Il était soulevé de bonheur. Il fut d’une gaieté folle pendant tout le dîner.

On déjeuna le lendemain avant midi. Papa partit ensuite avec Robert. Il le quitta à la gare Saint-Lazare, car on l’attendait au bureau. Et le train de la ligne de Cherbourg ne partait qu’une demi-heure après.

Robert était installé dans son compartiment quand il aperçut tout à coup, courant sur le quai, sa sœur Jenny… Elle tenait à la main un télégramme…

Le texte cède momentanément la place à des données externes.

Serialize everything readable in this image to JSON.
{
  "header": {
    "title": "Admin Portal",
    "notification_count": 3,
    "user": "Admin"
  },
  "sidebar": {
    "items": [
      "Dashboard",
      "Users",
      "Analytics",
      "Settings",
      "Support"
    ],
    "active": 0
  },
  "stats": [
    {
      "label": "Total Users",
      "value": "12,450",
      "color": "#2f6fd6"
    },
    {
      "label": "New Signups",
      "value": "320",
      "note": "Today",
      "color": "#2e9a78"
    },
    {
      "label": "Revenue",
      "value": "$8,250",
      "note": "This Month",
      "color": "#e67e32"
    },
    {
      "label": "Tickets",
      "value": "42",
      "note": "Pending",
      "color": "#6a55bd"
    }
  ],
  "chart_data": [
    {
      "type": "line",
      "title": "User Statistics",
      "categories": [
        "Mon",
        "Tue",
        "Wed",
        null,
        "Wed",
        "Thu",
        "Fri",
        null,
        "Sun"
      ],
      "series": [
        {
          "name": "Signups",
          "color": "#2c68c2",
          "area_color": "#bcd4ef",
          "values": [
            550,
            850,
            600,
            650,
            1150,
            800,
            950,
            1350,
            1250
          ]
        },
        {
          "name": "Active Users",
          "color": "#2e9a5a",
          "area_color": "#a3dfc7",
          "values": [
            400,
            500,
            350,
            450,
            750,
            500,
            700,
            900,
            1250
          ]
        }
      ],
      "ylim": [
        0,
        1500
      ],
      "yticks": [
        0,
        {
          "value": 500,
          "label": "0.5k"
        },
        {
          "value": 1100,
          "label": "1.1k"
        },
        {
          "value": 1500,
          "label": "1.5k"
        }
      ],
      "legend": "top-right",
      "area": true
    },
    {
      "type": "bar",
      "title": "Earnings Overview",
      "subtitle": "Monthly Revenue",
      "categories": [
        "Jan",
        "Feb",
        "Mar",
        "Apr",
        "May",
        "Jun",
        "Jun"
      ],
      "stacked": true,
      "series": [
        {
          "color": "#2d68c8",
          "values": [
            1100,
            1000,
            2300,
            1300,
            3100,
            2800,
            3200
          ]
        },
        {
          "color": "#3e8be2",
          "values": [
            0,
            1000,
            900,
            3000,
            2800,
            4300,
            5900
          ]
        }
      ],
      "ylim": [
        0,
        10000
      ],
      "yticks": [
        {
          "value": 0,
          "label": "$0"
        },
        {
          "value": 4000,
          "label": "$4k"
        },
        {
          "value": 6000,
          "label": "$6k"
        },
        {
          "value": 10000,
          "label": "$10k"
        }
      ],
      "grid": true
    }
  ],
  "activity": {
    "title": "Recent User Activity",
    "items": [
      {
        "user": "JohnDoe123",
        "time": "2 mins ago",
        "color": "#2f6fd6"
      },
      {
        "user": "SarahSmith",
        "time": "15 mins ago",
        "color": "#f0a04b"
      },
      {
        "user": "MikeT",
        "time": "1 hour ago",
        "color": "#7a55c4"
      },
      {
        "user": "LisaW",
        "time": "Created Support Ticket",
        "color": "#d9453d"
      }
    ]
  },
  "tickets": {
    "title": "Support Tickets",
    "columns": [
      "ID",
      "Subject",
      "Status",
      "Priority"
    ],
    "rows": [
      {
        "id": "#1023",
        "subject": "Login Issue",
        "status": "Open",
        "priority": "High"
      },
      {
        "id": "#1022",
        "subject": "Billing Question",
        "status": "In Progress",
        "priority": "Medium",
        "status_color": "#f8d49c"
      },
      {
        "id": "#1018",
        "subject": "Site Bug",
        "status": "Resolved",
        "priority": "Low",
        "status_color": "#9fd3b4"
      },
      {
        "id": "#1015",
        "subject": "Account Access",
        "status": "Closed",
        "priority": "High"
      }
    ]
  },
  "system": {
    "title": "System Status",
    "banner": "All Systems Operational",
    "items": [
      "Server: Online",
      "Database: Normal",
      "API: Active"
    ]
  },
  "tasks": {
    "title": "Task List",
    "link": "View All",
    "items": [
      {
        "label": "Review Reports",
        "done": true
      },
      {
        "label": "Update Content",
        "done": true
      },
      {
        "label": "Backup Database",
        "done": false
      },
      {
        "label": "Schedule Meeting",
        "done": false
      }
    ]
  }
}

— Voici une dépêche qui vient d’arriver pour toi ! dit Jenny tout essoufflée. Nous avons pris sur nous, maman et moi, de l’ouvrir, et je crois que nous avons bien fait. Je me suis procuré une auto et je te réponds qu’elle a rudement marché pour venir directement à la gare.

La dépêche disait :

Sommes obligés venir Paris. Vous attendons sans faute Majestic.

Gaudron.

— … Maman s’est rappelé que Gaudron, c’était le nom du monsieur avec qui tu travaillais. J’ai bien fait de te l’apporter, n’est-ce pas ?

— Tu es un ange, dit Robert à Jenny, qui ne se lassait pas de recevoir des félicitations pour son initiative…

Puis il se hâta de reprendre sa valise et de descendre de ce train, qui s’en alla tout de même à Lisieux, à Caen et à Cherbourg, en emmenant des infortunés qui ne connaissaient pas Fabienne, mais qui ignoraient leur malheur.